Until recently, the post of Bosnia’s minister of security was given to a Dodik ally and a highly controversial figure. The head of the state-level police agency is a Dodik ally. The Border Control Authority, until recently, was under Covic’s cadres. Police in Republika Srpska are under Dodik’s control. A highly influential member of Dodik’s party was also appointed as the chief of Bosna’s Indirect Taxation Authority, further entrenching the party’s influence. Handing over of key positions in finance and security to Dodik and Covic has allowed the separatists to appoint loyalists in the security and financial apparatus of the state.
Additionally, for years, Covic spearheaded the effort to entrench ethnic voting in Bosnia.
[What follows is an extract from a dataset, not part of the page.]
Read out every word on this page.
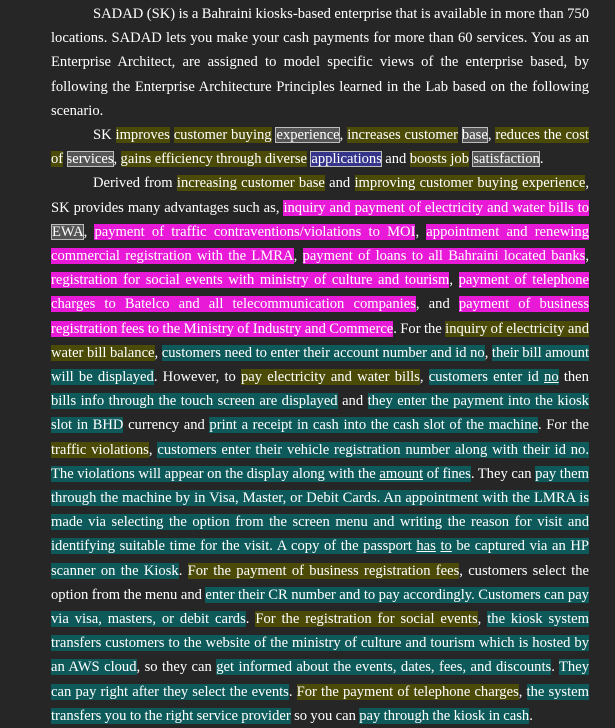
SADAD (SK) is a Bahraini kiosks-based enterprise that is available in more than 750 locations. SADAD lets you make your cash payments for more than 60 services. You as an Enterprise Architect, are assigned to model specific views of the enterprise based, by following the Enterprise Architecture Principles learned in the Lab based on the following scenario.

SK improves customer buying experience, increases customer base, reduces the cost of services, gains efficiency through diverse applications and boosts job satisfaction.

Derived from increasing customer base and improving customer buying experience, SK provides many advantages such as, inquiry and payment of electricity and water bills to EWA, payment of traffic contraventions/violations to MOI, appointment and renewing commercial registration with the LMRA, payment of loans to all Bahraini located banks, registration for social events with ministry of culture and tourism, payment of telephone charges to Batelco and all telecommunication companies, and payment of business registration fees to the Ministry of Industry and Commerce. For the inquiry of electricity and water bill balance, customers need to enter their account number and id no, their bill amount will be displayed. However, to pay electricity and water bills, customers enter id no then bills info through the touch screen are displayed and they enter the payment into the kiosk slot in BHD currency and print a receipt in cash into the cash slot of the machine. For the traffic violations, customers enter their vehicle registration number along with their id no. The violations will appear on the display along with the amount of fines. They can pay them through the machine by in Visa, Master, or Debit Cards. An appointment with the LMRA is made via selecting the option from the screen menu and writing the reason for visit and identifying suitable time for the visit. A copy of the passport has to be captured via an HP scanner on the Kiosk. For the payment of business registration fees, customers select the option from the menu and enter their CR number and to pay accordingly. Customers can pay via visa, masters, or debit cards. For the registration for social events, the kiosk system transfers customers to the website of the ministry of culture and tourism which is hosted by an AWS cloud, so they can get informed about the events, dates, fees, and discounts. They can pay right after they select the events. For the payment of telephone charges, the system transfers you to the right service provider so you can pay through the kiosk in cash.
Because Croatia has a veto over Bosnia’s EU accession, the nationalist Croatian government can use this threat to back Covic’s efforts. This means, paradoxically, that Bosnia’s EU accession process has given Croatia leverage that it could use to consolidate ethnic-based representation.
Croatian Foreign Minister Gordan Grlic Radman has repeatedly hinted at this, saying in May, for example, that “[i]t is essential that political actors in Bosnia and Herzegovina … recognize … Croatia’s efforts to ensure Bosnia and Herzegovina’s European path.” Now, Covic and Zagreb are using this power to insist on electoral reforms in Bosnia that will, in practice, guarantee that Covic’s Croatian Democratic Party retains a seat in the country’s three-person presidency and remains an irreplaceable party in future governments.
On August 6, Dodik was stripped of his presidency by Central Electoral Commission for his failure to comply with the rulings of the international envoy overseeing the Dayton Agreement. But his removal doesn’t change the conflict within Bosnia’s political system. Even now, Dodik has said that he intends to remain in office and appeal the ruling as long as he has the support of the Republika Srpska parliament.
Instead of waiting on the EU to resolve its problems, Bosnia should discard the hope that membership is near and focus on its own development with its own existing resources. While Bosnia’s economic cooperation and educational exchanges with the EU should continue, pausing the country’s membership bid would achieve at least two objectives.
First, it would tell the Bosnian public and voters an inconvenient truth. Bosnia’s full membership is unlikely in the foreseeable future, both because the current political system impedes serious reforms for membership and because the political dynamics within the EU have shifted against further enlargement.
Second, it would allow Bosnian decision-makers, opinion leaders, and citizens to focus their priorities on improving everyday standards of living rather than meeting EU-imposed reforms. The country could also weigh which EU-backed reforms are worthy and which are simply not in Bosnia’s long-term interests.
Furthermore, clearing the fog of unfounded expectation of the EU as a panacea would be essential to Bosnia’s progress. By reiterating the EU membership narrative, Bosnian politicians have, for years, outsourced responsibility for tackling existing challenges by diverting attention to Brussels. This would force Bosnia’s politicians to focus on bread-and-butter issues such as tackling the rising prices of food, housing, and utility bills.
For years, Bosnia’s key foreign objectives were membership in NATO and the EU. Joining NATO remains the country’s priority, and this is where the United States can bring Bosnia under its security umbrella and safeguard peace in the Balkans.
However, in Bosnia’s current state, and at this rate, EU membership bid is no longer worth it. Accepting that membership is essentially off the table for the foreseeable future and pausing the bid would put an end to the expectation that Brussels will resolve Bosnia’s challenges. More importantly, it would lead to a more open debate about how best to make use of the existing resources in the country.